Kolten gives a pained little smile. “It’s not always about the money.”
“Yes it is,” I tell him. “And don’t you dare tell me it isn’t. I don’t give a shit how much you give to charity. I don’t give a fuck about your education programs, or all this gobbledy-gook about changing the world. It all comes down to money for you people. I spent years chasing down assholes like you who thought the rules didn’t apply to them. Why would you be doing it otherwise?”
Kolten sits back heavily in the chair. “Because the planet is dying.”
Well, yeah. We’d long since accepted that we couldn’t turn back the thermostat. We broke off the knob by not taking appropriate action decades ago, when it would have counted. And now populations are shifting away from the equator and toward the poles. Florida is under three feet of water and New Orleans is a modern-day Atlantis. At this point we’re the frog in the boiling pot of water. No one’s doing anything about it, just adapting the best they can.

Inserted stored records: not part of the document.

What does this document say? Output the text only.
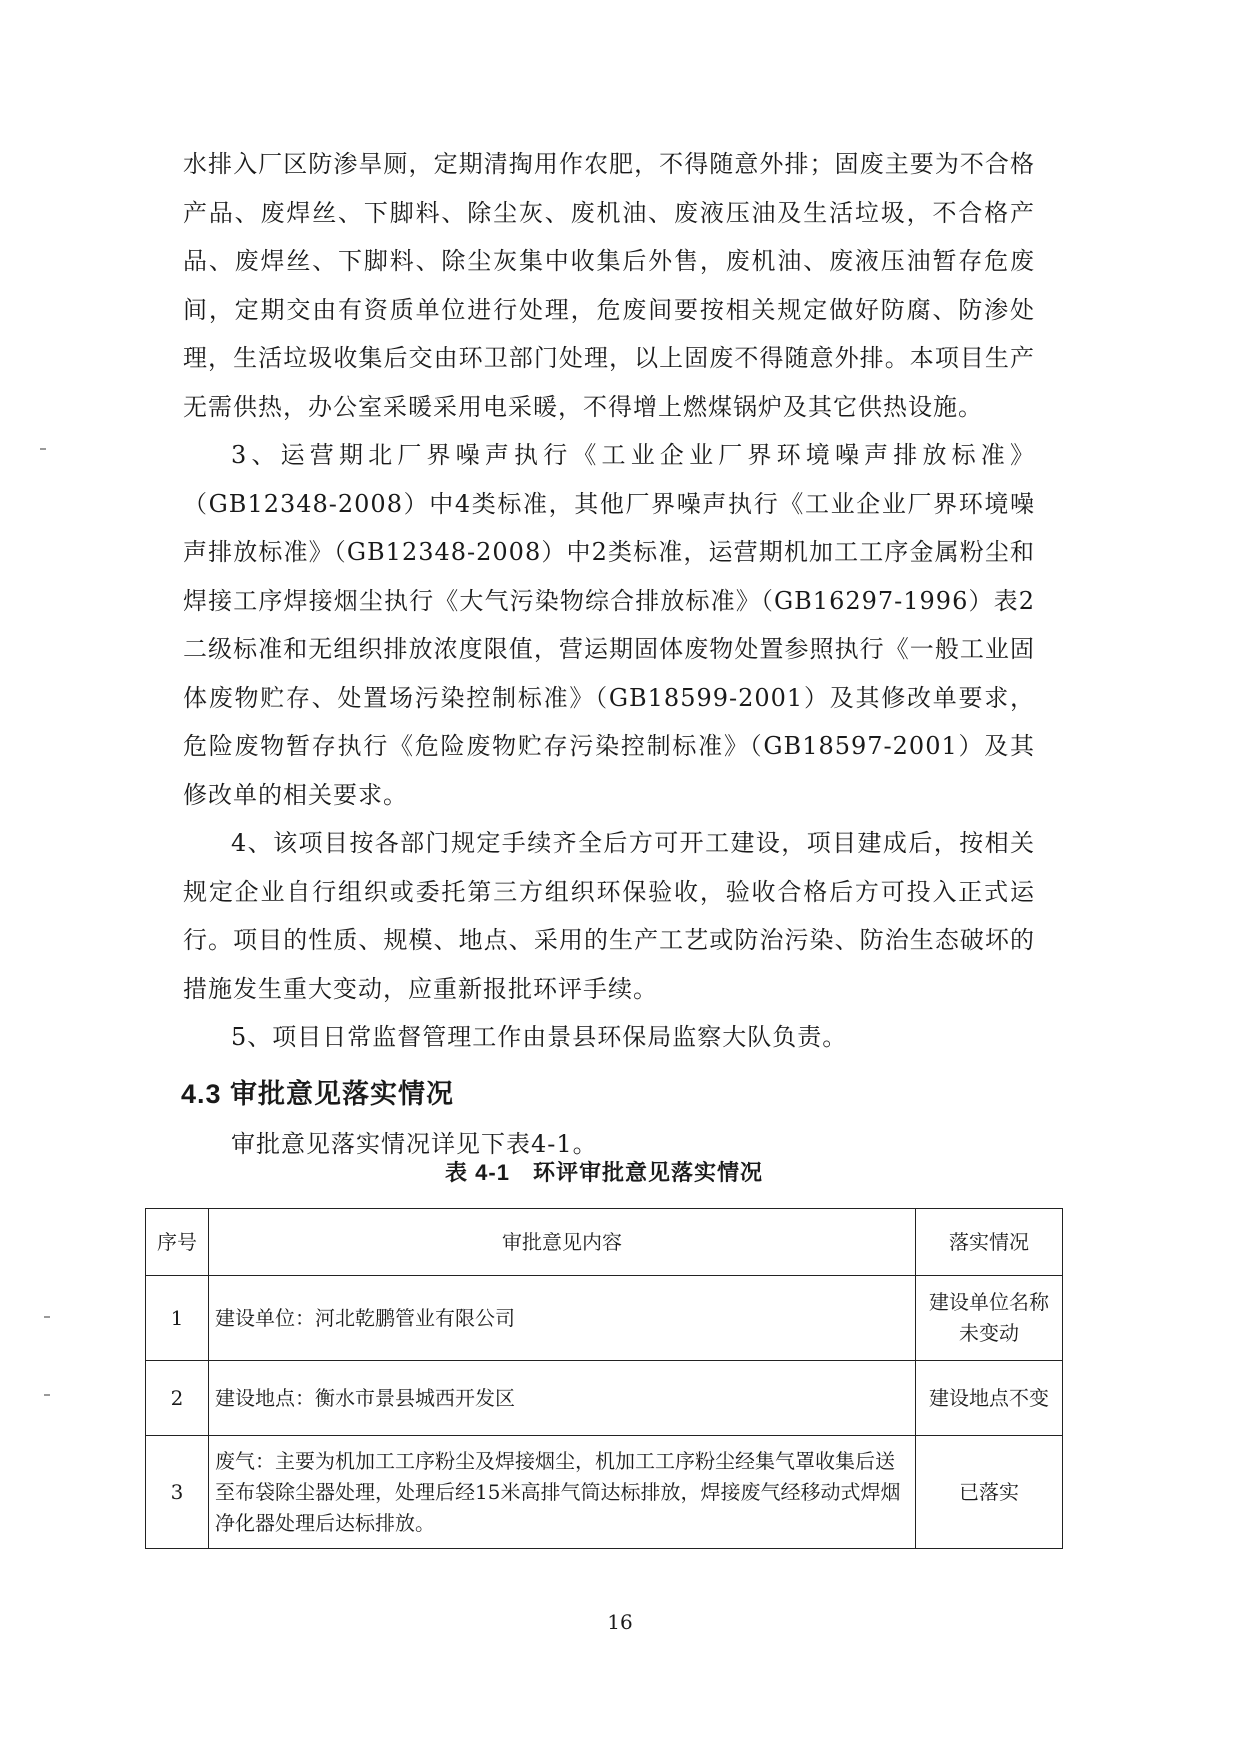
水排入厂区防渗旱厕，定期清掏用作农肥，不得随意外排；固废主要为不合格产品、废焊丝、下脚料、除尘灰、废机油、废液压油及生活垃圾，不合格产品、废焊丝、下脚料、除尘灰集中收集后外售，废机油、废液压油暂存危废间，定期交由有资质单位进行处理，危废间要按相关规定做好防腐、防渗处理，生活垃圾收集后交由环卫部门处理，以上固废不得随意外排。本项目生产无需供热，办公室采暖采用电采暖，不得增上燃煤锅炉及其它供热设施。

3、运营期北厂界噪声执行《工业企业厂界环境噪声排放标准》（GB12348-2008）中4类标准，其他厂界噪声执行《工业企业厂界环境噪声排放标准》（GB12348-2008）中2类标准，运营期机加工工序金属粉尘和焊接工序焊接烟尘执行《大气污染物综合排放标准》（GB16297-1996）表2二级标准和无组织排放浓度限值，营运期固体废物处置参照执行《一般工业固体废物贮存、处置场污染控制标准》（GB18599-2001）及其修改单要求，危险废物暂存执行《危险废物贮存污染控制标准》（GB18597-2001）及其修改单的相关要求。

4、该项目按各部门规定手续齐全后方可开工建设，项目建成后，按相关规定企业自行组织或委托第三方组织环保验收，验收合格后方可投入正式运行。项目的性质、规模、地点、采用的生产工艺或防治污染、防治生态破坏的措施发生重大变动，应重新报批环评手续。

5、项目日常监督管理工作由景县环保局监察大队负责。

4.3 审批意见落实情况

审批意见落实情况详见下表4-1。

表 4-1　环评审批意见落实情况
序号	审批意见内容	落实情况
1	建设单位：河北乾鹏管业有限公司	建设单位名称未变动
2	建设地点：衡水市景县城西开发区	建设地点不变
3	废气：主要为机加工工序粉尘及焊接烟尘，机加工工序粉尘经集气罩收集后送至布袋除尘器处理，处理后经15米高排气筒达标排放，焊接废气经移动式焊烟净化器处理后达标排放。	已落实
16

Tomorrow, they say. We’ll get to it tomorrow.
“And?” I ask.
“The prevailing science says we’ve got, what, two generations left? And the Mars resettlement plan is not going well. This hasn’t been publicized, but the radiation shielding on the habitats isn’t working the way it’s supposed to. So where does that leave us? Stuck on a dying planet? No. So many of my predecessors…” He pauses. “Contemporaries? Whatever.” He waves the word away. “They were so concerned about getting off the planet. But what if we could fix the planet?”
“You’re going to make me say it, aren’t you?”
“Say what?”
“The TEA has one and only one goddamn rule related to time travel…”
He gets up again, back to pacing. And as he does, his words tumble out, like he can barely keep up with them. “Yes, look, don’t touch. I get it. But what if that’s a mistake? What if we should be touching? What if there’s a way to get us to invest in clean energy initiatives when it actually matters, decades ago?”
He stops. Closes his eyes and pinches the bridge of his nose.
“Warwick is going to kill me. I’m not supposed to be telling you this.” He looks at me with sad puppy-dog eyes. Please don’t tell on me.
I shrug at him. “And if you blow up the timestream in the process of saving the world, doesn’t that sort of defeat the point?”
“That’s just a theory,” Kolten says. “The timestream adapts to little changes here and there. Just by standing in a room in the past we’re altering things, because something is happening that hadn’t happened. But people have been traveling in time for years now without any major repercussions.”